Mead, Richelle. Bloodlines, tome 1

Après avoir été mis à l’index des siens suite à son implication dans l’affaire qui a mené à l’élection de Vasilisa Dragomir, Sydney Chase se voit contre toute attente confier une nouvelle mission. Elle doit en effet protéger Jill, la demi-sœur de Lisa, visée par des factions dissidentes qui n’acceptent pas la venue au pouvoir de la nouvelle reine. Pour cela, elle est mandée pour intégrer une école, aux côtés d’un Dhampir et de la soeur de Lissa. Et comme si cela ne suffisait pas, elle va devoir se frotter à certains mystères qui entourent des meurtres perpétrés dans la région.

 Je ne vais pas m’en cacher : si j’avais trouvé un tantinet mollasson le premier opus de Vampire Academy, et si la fin m’a déçue, la série aura été un de mes réels plaisirs de lecture de ces dernières années. Un univers riche et cohérent qui parvient à se débarrasser de certains parallèles, et réussit le tour de force de proposer des tomes vraiment poignant (le passage de Rose dans la famille de Dimitri en tête).
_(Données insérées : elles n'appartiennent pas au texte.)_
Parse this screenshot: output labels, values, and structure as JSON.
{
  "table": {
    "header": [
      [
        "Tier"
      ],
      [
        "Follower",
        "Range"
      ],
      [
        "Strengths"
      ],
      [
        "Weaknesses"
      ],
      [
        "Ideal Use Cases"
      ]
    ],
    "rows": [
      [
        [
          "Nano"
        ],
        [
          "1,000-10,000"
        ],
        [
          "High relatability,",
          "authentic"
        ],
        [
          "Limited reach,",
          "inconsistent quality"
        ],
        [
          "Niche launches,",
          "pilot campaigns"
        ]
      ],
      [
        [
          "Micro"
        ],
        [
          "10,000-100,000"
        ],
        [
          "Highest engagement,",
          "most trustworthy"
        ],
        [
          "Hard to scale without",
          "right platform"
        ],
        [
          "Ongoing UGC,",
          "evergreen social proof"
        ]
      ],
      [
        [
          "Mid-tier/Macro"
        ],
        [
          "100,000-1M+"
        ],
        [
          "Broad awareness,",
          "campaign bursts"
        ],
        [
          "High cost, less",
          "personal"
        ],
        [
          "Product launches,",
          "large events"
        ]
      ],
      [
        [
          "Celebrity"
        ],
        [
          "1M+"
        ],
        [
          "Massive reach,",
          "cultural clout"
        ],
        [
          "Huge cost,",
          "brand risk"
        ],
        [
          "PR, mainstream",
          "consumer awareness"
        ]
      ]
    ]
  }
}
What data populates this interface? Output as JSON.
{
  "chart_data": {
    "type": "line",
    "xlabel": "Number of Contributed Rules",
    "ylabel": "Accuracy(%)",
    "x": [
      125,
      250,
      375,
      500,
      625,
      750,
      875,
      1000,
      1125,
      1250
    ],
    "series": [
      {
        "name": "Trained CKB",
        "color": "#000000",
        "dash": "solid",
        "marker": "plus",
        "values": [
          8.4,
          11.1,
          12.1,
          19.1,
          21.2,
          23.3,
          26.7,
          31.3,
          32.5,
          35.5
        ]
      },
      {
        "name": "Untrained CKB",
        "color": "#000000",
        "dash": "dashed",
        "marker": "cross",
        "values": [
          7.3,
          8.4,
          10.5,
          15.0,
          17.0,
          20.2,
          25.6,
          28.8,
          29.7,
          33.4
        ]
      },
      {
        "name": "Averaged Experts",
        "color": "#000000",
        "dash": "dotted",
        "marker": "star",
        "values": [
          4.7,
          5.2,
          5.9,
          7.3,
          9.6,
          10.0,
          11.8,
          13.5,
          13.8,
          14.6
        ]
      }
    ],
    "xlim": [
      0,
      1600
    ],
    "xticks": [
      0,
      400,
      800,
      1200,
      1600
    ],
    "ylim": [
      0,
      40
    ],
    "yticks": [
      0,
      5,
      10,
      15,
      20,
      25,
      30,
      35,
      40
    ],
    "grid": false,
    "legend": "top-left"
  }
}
Ce spin-off, qui arrive maintenant chez nous, va donc permettre au lecteur de poursuivre son périple dans le monde des Dhampir, des Moroï et des Strigoï. Pour autant, il s’avère centré sur les Alchimistes, en la personne de Sydney, dont le lecteur aura fait la connaissance dans les derniers volets de la série mère. Une idée intéressante, qui permet de prendre du recul avec le huis-clos des précédents opus, en proposant un éclairage plus extérieur sur le monde de Richelle Mead, et de faire la liaison entre celui-ci et le monde réel, ce qui manquait quelque peu à la série mère.

La trame est assez riche, car en dehors de l’histoire principale, centrée autour du rôle de Sydnet vis à vis de Jill, on découvre plusieurs arcs narratifs parallèles, qui vont mettre en branle de nombreux rebondissements, et permettre à l’ensemble de ne jamais retomber niveau dynamisme, sans pour autant partir dans tous les sens. Le style est à l’image de ce qu’il est pour la série de départ : sympathique et efficace, à défaut d’être sublime.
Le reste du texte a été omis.